Mroczna kołysanka – prawdziwa gratka dla fanów Black Mirror i Opowieści podręcznej już 27 września w księgarniach.
Przejmująca, wciągającą dystopijna opowieść osadzona wokół tematu macierzyństwa, która nie pozwala oderwać się od kolejnych stron.
W świecie dotkniętym kryzysem bezpłodności ostatnie naturalne narodziny zdarzyły się ponad dwadzieścia lat temu. Bezpłodność stała się niemal powszechna, 99,98% populacji nie jest w stanie naturalnie zajść w ciążę. Obecnie jedyną drogą do poczęcia dla niezamożnych kobiet jest przejście bolesnego procesu indukcji.

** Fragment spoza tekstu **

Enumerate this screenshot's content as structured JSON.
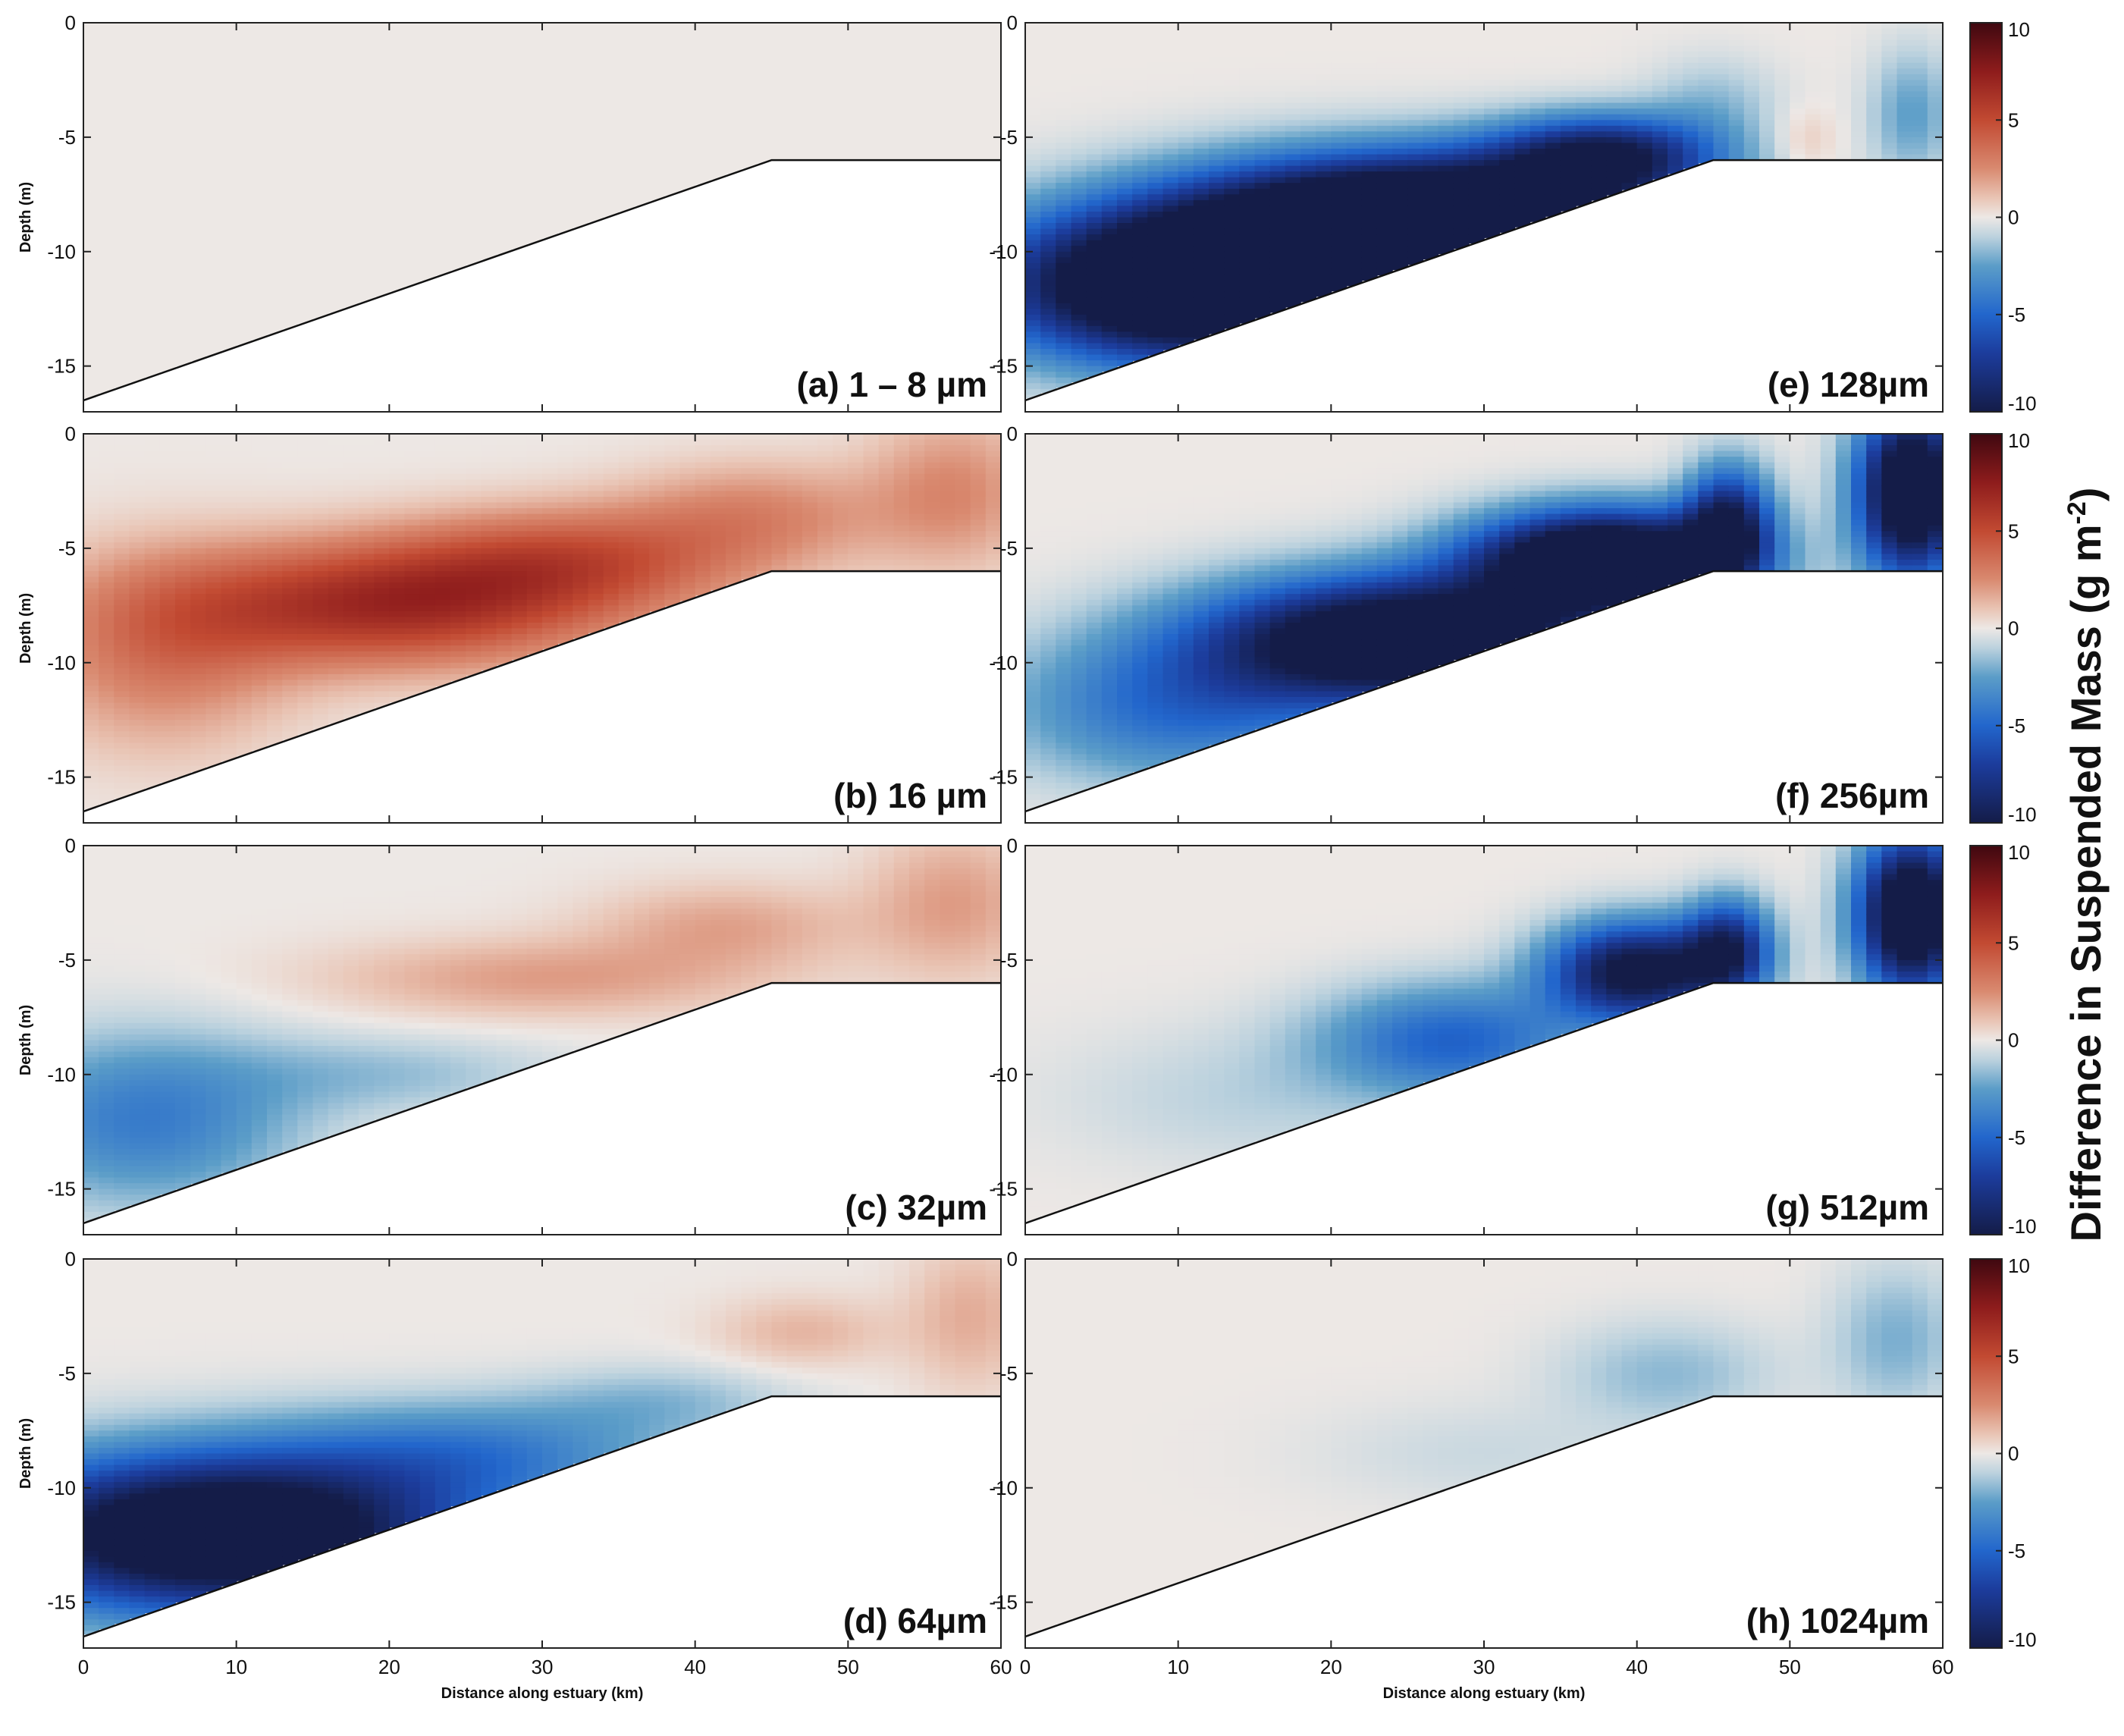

Jest to bolesnym,przerażającym metoda wiążąca się z użyciem wielu silnych leków, które pomagają organizmowi przygotować się do utrzymania ciąży. Do tego dochodzą pozornie niekończące się badania i procedury stymulujące jajniki do produkcji komórek jajowych w nadziei, że pacjentka urodzi dziecko. Często jedynym rezultatem jest śmierć indukowanej kobiety.
Jednak po szczęśliwych narodzinach, wszystkie noworodki są ściśle monitorowane przez Biuro Standardów Rodzicielskich, a ich rodzice muszą przestrzegać drobiazgowych reguł, bo jeśli państwo uzna ich za niezdolnych do pełnienia obowiązków rodzicielskich, dziecko zostanie poddane ekstrakcji i umieszczone w jednym ze specjalnych kompleksów.
Kit widziała już wielu rodziców, którzy stoczyli heroiczną walkę: najpierw by spłodzić, a potem zatrzymać potomstwo. Sądziła więc, że nie chce zostać matką. Jednak gdy poznała Thomasa, urodziła im się Mimi. Wkrótce kumulacja drobnych błędów sprawia, że groźba ekstrakcji staje się coraz bardziej realna, a Kit musi zdecydować, jak daleko jest gotowa się posunąć, by nie dopuścić do utraty dziecka i rozpadu rodziny.